А на другой день Сергей Левашов навсегда ушел из ее памяти, как если бы его и не было.

Шестого июля Любку вызвал начальник курсов и сказал, что дела на фронте идут неважно, курсы эвакуируются, а ее, Любку, оставляют в распоряжении областного партизанского штаба: пусть возвращается домой, в Краснодон, и ждет, пока ее не вызовут. Если придут немцы, она должна вести себя так, чтобы не возбудить подозрения. И ей дали адрес на Каменном Броде, куда она должна была зайти еще перед отъездом, чтобы познакомиться с хозяйкой.

Любка побывала на Каменном Броде и познакомилась с хозяйкой. Потом она уложила свой чемоданчик, «проголосовала» на ближайшем перекрестке, и первая же грузовая машина, рейсом через Краснодон, подобрала дерзкую белокурую девчонку.

Валько, расставшись со своими спутниками, весь день пролежал в степи и, только когда стемнело, вышел балкой на дальнюю окраину «Шанхая» и кривыми улочками и закоулками пробрался в район шахты № 1-бис. Он хорошо знал город, в котором вырос.

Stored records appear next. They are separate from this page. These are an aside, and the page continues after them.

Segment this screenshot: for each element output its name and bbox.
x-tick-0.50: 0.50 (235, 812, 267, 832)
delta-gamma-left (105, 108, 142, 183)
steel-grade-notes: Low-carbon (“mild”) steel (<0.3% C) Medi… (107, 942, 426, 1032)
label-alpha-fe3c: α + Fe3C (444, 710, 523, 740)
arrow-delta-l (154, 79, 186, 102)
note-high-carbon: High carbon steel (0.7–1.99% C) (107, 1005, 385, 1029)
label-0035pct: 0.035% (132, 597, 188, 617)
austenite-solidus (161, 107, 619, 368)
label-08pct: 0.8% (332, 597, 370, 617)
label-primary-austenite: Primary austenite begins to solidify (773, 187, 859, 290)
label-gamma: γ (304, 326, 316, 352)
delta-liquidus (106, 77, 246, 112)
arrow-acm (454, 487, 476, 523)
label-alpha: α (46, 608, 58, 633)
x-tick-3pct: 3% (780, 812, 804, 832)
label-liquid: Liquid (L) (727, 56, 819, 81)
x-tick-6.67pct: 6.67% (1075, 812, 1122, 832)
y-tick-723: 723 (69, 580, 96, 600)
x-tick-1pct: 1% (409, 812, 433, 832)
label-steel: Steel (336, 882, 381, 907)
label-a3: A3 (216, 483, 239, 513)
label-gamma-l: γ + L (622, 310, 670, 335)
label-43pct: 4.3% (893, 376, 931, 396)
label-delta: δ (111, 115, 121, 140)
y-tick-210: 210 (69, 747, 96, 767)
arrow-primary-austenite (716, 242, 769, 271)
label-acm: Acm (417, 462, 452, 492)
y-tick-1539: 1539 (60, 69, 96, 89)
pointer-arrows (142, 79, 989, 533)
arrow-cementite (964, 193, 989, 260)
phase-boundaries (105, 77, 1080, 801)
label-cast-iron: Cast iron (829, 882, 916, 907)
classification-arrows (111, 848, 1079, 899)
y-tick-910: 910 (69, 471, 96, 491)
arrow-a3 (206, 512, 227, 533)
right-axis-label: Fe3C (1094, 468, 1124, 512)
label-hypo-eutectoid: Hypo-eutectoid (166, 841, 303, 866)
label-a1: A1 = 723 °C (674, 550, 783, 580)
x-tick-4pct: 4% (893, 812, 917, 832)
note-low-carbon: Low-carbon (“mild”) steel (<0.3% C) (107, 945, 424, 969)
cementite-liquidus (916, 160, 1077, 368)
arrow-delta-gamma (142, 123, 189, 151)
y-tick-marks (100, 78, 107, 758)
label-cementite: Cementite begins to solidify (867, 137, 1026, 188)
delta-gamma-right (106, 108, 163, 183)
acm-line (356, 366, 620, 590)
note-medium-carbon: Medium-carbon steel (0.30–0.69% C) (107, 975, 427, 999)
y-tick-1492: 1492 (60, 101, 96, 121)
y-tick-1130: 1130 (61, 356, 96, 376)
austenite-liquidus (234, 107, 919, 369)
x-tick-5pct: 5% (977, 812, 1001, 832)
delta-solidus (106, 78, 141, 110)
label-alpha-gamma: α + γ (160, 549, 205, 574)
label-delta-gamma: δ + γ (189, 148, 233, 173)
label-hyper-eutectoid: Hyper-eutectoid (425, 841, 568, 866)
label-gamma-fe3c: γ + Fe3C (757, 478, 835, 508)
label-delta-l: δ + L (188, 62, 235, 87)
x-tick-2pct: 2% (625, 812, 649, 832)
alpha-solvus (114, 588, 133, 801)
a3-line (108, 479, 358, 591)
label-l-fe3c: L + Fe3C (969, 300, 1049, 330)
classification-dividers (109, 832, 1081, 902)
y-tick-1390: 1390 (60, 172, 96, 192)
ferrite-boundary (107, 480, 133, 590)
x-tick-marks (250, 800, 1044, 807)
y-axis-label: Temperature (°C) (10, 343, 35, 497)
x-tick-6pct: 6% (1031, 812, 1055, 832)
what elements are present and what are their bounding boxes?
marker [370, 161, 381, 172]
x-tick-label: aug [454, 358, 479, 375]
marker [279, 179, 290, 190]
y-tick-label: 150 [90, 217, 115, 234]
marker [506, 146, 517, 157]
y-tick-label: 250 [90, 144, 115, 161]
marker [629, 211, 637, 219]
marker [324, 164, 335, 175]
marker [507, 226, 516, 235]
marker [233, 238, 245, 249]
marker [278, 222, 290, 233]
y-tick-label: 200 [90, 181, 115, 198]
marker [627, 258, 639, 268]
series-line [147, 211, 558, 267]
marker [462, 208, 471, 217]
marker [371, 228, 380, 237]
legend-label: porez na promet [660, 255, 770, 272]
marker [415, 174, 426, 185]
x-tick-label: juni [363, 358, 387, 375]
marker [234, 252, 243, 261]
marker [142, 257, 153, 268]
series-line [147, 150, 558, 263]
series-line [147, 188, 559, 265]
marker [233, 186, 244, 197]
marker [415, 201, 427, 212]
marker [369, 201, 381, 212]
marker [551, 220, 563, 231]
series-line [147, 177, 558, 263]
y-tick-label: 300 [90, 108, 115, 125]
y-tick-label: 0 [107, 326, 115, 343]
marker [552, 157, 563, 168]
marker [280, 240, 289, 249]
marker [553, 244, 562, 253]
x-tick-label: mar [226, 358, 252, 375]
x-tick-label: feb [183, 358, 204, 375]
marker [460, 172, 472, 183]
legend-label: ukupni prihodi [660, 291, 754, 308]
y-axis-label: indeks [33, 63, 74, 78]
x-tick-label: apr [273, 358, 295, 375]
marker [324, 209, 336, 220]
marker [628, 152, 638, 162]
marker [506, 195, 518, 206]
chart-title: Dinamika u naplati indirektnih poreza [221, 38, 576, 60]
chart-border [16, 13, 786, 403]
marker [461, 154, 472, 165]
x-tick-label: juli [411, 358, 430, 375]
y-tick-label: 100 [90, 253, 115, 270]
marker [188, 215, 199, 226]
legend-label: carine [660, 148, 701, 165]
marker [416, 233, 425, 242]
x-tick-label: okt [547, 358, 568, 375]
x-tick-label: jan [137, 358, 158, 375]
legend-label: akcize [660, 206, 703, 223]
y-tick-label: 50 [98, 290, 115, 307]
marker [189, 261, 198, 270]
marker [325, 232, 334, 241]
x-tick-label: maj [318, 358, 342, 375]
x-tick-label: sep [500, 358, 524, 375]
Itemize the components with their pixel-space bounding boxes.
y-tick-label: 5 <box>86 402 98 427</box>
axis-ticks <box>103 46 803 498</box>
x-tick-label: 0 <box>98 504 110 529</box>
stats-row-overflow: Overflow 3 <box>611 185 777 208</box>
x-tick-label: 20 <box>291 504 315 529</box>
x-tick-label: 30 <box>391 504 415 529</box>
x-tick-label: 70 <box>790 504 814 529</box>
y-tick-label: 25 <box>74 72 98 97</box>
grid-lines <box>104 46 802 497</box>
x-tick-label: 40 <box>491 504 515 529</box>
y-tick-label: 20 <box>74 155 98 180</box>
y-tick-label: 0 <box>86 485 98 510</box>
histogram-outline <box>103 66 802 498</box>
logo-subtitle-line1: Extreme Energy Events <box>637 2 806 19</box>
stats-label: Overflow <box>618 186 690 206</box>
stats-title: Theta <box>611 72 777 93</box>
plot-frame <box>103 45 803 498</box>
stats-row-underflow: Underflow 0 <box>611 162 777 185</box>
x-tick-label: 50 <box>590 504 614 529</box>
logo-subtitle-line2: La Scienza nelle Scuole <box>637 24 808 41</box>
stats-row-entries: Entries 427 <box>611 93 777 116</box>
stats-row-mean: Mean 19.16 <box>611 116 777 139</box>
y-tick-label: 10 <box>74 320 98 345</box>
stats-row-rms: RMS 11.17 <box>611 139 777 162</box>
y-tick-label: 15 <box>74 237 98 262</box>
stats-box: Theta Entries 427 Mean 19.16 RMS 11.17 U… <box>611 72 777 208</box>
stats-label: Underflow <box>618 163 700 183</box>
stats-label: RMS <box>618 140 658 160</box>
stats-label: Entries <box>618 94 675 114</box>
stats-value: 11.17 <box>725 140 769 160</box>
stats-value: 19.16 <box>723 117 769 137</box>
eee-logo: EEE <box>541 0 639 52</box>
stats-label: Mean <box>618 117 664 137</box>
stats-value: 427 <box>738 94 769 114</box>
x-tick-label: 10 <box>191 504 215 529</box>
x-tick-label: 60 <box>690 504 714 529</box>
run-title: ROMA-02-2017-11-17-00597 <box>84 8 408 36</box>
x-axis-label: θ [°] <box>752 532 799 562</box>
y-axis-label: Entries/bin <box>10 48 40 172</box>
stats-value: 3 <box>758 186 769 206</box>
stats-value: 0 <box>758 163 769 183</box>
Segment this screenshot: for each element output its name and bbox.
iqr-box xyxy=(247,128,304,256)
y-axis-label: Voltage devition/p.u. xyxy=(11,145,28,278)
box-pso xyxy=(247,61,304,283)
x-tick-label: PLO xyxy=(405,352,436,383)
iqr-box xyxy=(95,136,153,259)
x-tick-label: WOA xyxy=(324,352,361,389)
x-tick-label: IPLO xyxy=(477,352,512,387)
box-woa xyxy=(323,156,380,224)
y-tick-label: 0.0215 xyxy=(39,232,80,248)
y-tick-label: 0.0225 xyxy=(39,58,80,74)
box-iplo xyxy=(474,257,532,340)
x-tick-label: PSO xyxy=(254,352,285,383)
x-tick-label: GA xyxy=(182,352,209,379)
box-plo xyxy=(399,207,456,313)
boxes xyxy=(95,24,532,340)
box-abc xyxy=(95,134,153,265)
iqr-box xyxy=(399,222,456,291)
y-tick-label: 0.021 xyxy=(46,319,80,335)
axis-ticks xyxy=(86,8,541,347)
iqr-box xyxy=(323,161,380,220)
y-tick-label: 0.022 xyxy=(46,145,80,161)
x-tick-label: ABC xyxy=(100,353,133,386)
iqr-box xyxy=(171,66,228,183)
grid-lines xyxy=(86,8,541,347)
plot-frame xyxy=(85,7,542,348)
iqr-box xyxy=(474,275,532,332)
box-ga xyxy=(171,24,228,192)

Он опасался немцев, которые могли стоять у Шевцовых, и, крадучись, с тыла, через заборчик проник во двор и притаился возле домашних пристроек в надежде, что кто-нибудь да выйдет во двор. Так простоял он довольно долго и начал уже терять терпение. Наконец хлопнула наружная дверь, и женщина с ведром тихо прошла мимо Валько. Он узнал жену Шевцова, Евфросинью Мироновну, и вышел ей навстречу.

— Кто такой, боже мой милостивый! — тихо сказала она.

Валько приблизил к ней черное, обросшее уже щетиной лицо, и она узнала его.

— То же вы?.. А где ж… — начала было она.

Если бы не ночная полутьма, в которой из-за серой дымки, затянувшей небо, едва сквозил рассеянный свет месяца, можно было бы видеть, как все лицо Евфросиньи Мироновны покрылось бледностью.

— Обожди трохи. И фамилию мою забудь. Зови меня дядько Андрий. У вас немцы стоят? Ни?.. Пройдем в хату, — хрипло сказал Валько, подавленный тем, что он должен был сказать ей.

Любка — не та нарядная Любка в ярком платье и туфельках на высоких каблуках, которую Валько привык видеть на сцене клуба, — а простая, домашняя, в дешевой кофточке и короткой юбке, босая, встала ему навстречу с кровати, на которой она сидела и шила. Золотистые волосы свободно падали на шею и плечи. Прищуренные глаза ее, при свете шахтерской лампы, висевшей над столом, казавшиеся темными, без удивления уставились на Валько.

Валько не выдержал ее взгляда и рассеянно оглядел комнату, еще хранившую следы достатка хозяев. Глаза его задержались на открытке, висевшей на стене у изголовья кровати. Это была открытка с портретом Гитлера.

— Не подумайте чего плохого, товарищ Валько, — сказала мать Любки.

— Дядько Андрий, — поправил ее Валько.

— Чи то — дядя Андрий, — без улыбки поправилась она.

Любка спокойно обернулась на открытку с Гитлером и презрительно повела плечом.